Question

I am attempting to print out all of the elements in each vector from a multiset of vectors. The build is failing but the error is occurring somewhere in a header file, I'm afraid I don't really understand the error codes at all. Any help would be greatly appreciated! Here is the error:

error: invalid conversion from 'const std::basic_string<char, std::char_traits<char>, std::allocator<char> >* const' to 'std::basic_string<char, std::char_traits<char>, std::allocator<char> >*'

And here is the code causing the problems.

multiset<vector < string > > setOfRules;
vector<string> testing,testing2;

testing.push_back("bar");
testing.push_back("foo");
testing2.push_back("foo2");
testing2.push_back("bar2");
setOfRules.insert(testing);
setOfRules.insert(testing2);

for (multiset< vector <string > >::iterator myIterator = setOfRules.begin();
     myIterator!=setOfRules.end(); 
     ++myIterator) 
{

    for (vector< string >::iterator myOtherIterator = ( *myIterator ).begin(); 
         myOtherIterator != ( *myIterator ).end(); 
         ++myOtherIterator) 
    {
        cout << *myOtherIterator << " " ;
    }
    cout << endl;
}
Was it helpful?

Solution

C++11 Standard claims that for associative containers where the value type is the same as the key type, both iterator and const_iterator are constant iterators.

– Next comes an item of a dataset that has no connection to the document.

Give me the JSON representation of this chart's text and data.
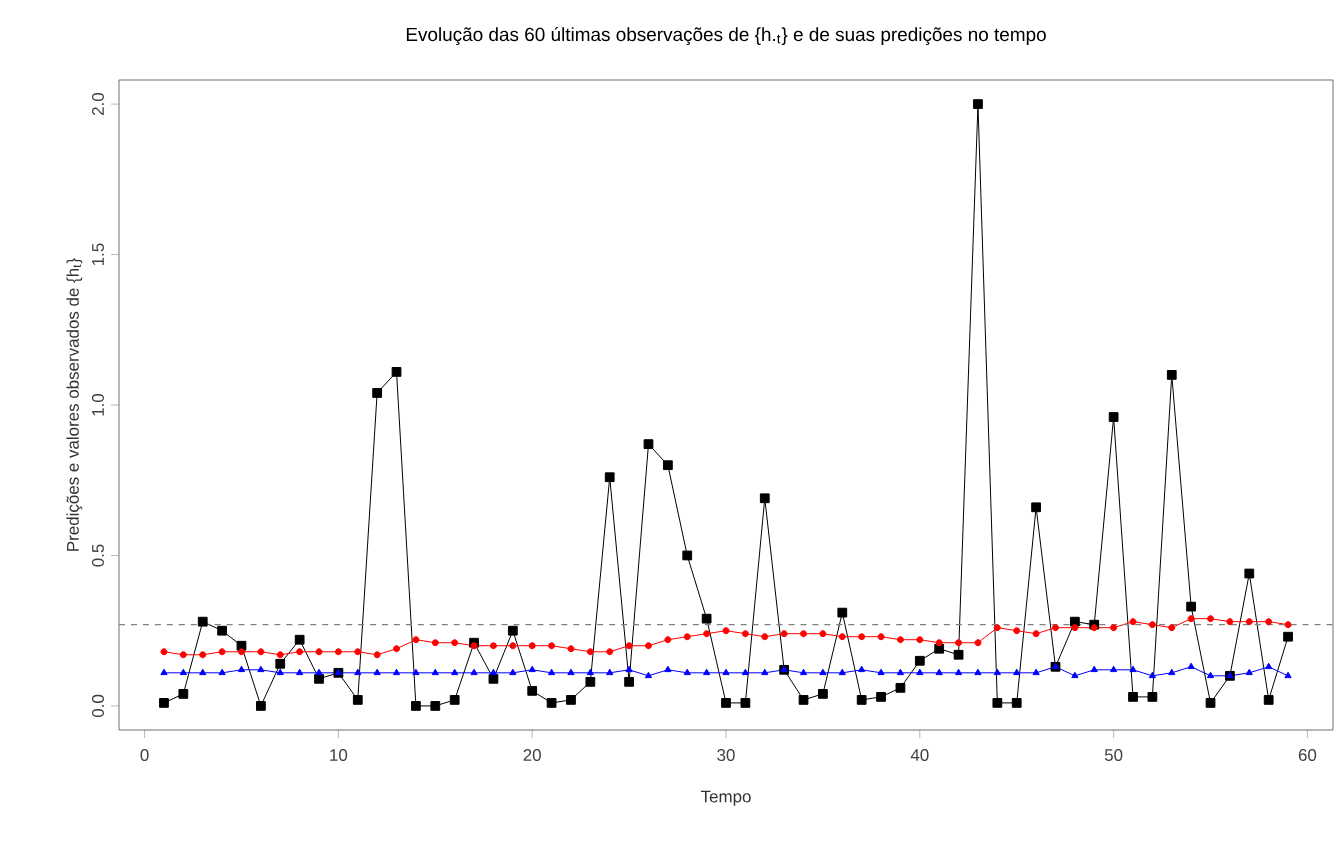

So actually multiset<vector<string>>::iterator is const_iterator. The same trick with std::set iterators - they are all consts.

This means that vector<string>::iterator myOtherIterator = *myIterator.begin() statement will fail because you try obtain non-const iterator from const object (given by *myIterator which is const).

To fix you need to use vector<string>::const_iterator:

for(multiset<vector<string>>::const_iterator myIterator = setOfRules.begin(); 
    myIterator != setOfRules.end(); ++myIterator)
{
   for(vector<string>::const_iterator myOtherIterator = *myIterator.begin();     
      myOtherIterator != *myIterator.end(); ++myOtherIterator)
   {
      cout << *myOtherIterator << " ";
   }
   cout << endl;
}

OTHER TIPS

having a plain multiset<XXX>::iterator myIterator is wrong, because if you do a *myIterator = ...; then you'll have wrecked the multiset.

use const_iterator instead

for (multiset< vector <string > >::const_iterator myIterator = setOfRules.begin(); myIterator!=setOfRules.end(); ++myIterator) {

My guess, and it's only a guess because you're not showing all the necessary code to know, is that you're using the wrong iterator type. It appears based on the compiler vomit that you need to be using const_iterator because your objects are constant.

You can't assign to the key part of a associative container (like multiset). This means your vector is const. You need const iterator to iterate it.

The multiset appears to be non-const. You do not need a const iterator to navigate it. The const nature of the value type it contains will protect against assigning to the key.